Toujours dans le premier chapitre, le musicien avoue être déstructuré par l’éloignement de sa table de travail, forcément conscient de l’aspect thérapeutique de l’écriture. Celle-ci s’accompagne d’un certain rituel, nécessaire à une salutaire rétention qu’il explique ainsi : « pour que l’imagination puisse se déployer dans son espace, dans sa liberté, il faut que je la freine. Et c’est en ralentissant, au fond, que ça avance ». Les trois chapitres suivants mettent en avant d’autres paradoxes avancés par Dusapin : un temps musical lié chez lui à la notation plutôt qu’à l’écoute, des miettes sonores qui sont aussi des graines, l’oubli d’une idée s’affirmant tout à la fois chose regrettable et pourtant indispensable à la faculté d’imagination, etc.

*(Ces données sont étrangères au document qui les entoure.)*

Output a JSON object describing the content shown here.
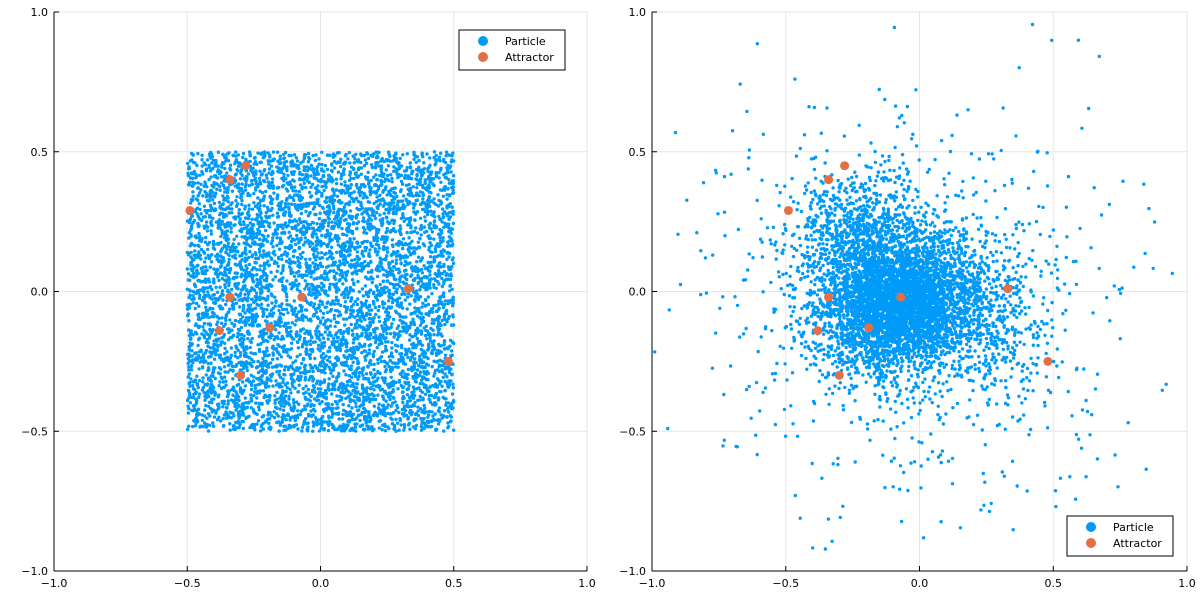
{
  "colors": {
    "particle": "#009af9",
    "attractor": "#e26f46"
  },
  "chart_data": [
    {
      "type": "scatter",
      "title": "",
      "xlabel": "",
      "ylabel": "",
      "xlim": [
        -1.0,
        1.0
      ],
      "ylim": [
        -1.0,
        1.0
      ],
      "xticks": [
        -1.0,
        -0.5,
        0.0,
        0.5,
        1.0
      ],
      "yticks": [
        -1.0,
        -0.5,
        0.0,
        0.5,
        1.0
      ],
      "xtick_labels": [
        "−1.0",
        "−0.5",
        "0.0",
        "0.5",
        "1.0"
      ],
      "ytick_labels": [
        "−1.0",
        "−0.5",
        "0.0",
        "0.5",
        "1.0"
      ],
      "grid": true,
      "legend": {
        "position": "top-right",
        "entries": [
          "Particle",
          "Attractor"
        ]
      },
      "particles": {
        "distribution": "uniform",
        "count": 6000,
        "x_range": [
          -0.5,
          0.5
        ],
        "y_range": [
          -0.5,
          0.5
        ]
      },
      "series": [
        {
          "name": "Attractor",
          "x": [
            -0.49,
            -0.34,
            -0.28,
            -0.34,
            -0.38,
            -0.07,
            -0.19,
            0.33,
            -0.3,
            0.48
          ],
          "y": [
            0.29,
            0.4,
            0.45,
            -0.02,
            -0.14,
            -0.02,
            -0.13,
            0.01,
            -0.3,
            -0.25
          ]
        }
      ]
    },
    {
      "type": "scatter",
      "title": "",
      "xlabel": "",
      "ylabel": "",
      "xlim": [
        -1.0,
        1.0
      ],
      "ylim": [
        -1.0,
        1.0
      ],
      "xticks": [
        -1.0,
        -0.5,
        0.0,
        0.5,
        1.0
      ],
      "yticks": [
        -1.0,
        -0.5,
        0.0,
        0.5,
        1.0
      ],
      "xtick_labels": [
        "−1.0",
        "−0.5",
        "0.0",
        "0.5",
        "1.0"
      ],
      "ytick_labels": [
        "−1.0",
        "−0.5",
        "0.0",
        "0.5",
        "1.0"
      ],
      "grid": true,
      "legend": {
        "position": "bottom-right",
        "entries": [
          "Particle",
          "Attractor"
        ]
      },
      "particles": {
        "distribution": "clustered-around-attractors",
        "count": 6000,
        "center_x": -0.05,
        "center_y": -0.03
      },
      "series": [
        {
          "name": "Attractor",
          "x": [
            -0.49,
            -0.34,
            -0.28,
            -0.34,
            -0.38,
            -0.07,
            -0.19,
            0.33,
            -0.3,
            0.48
          ],
          "y": [
            0.29,
            0.4,
            0.45,
            -0.02,
            -0.14,
            -0.02,
            -0.13,
            0.01,
            -0.3,
            -0.25
          ]
        }
      ]
    }
  ]
}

Continuons notre visite dans l’atelier de l’artiste (laquelle aurait été fluide sans les nombreuses coquilles qui la hérissent). Les deux nouveaux chapitres confirment ce que nous savions : le compositeur jouit de la liberté que lui apporte son métier : « je n’ai pas à me soumettre à une évaluation. Je peux rester dans le secret permanent ». Malgré tout, il y a la douleur de l’éternel recommencement et le danger de succomber à la virtuosité, cette capacité à éblouir avec son savoir-faire, sans plus se remettre en question à l’aide d’éléments pourtant variés (perturbation, entropie, débord, etc.). « Comment faire pour ne pas savoir » est une des nombreuses interrogations de Pascal Dusapin, ému de corriger une pièce de jeunesse (Lumen, 1976) trahissant une prise de risque à retrouver : « je ne sais rien mais je suis libre, c’est comme une page blanche dont on ne voit pas les bords ».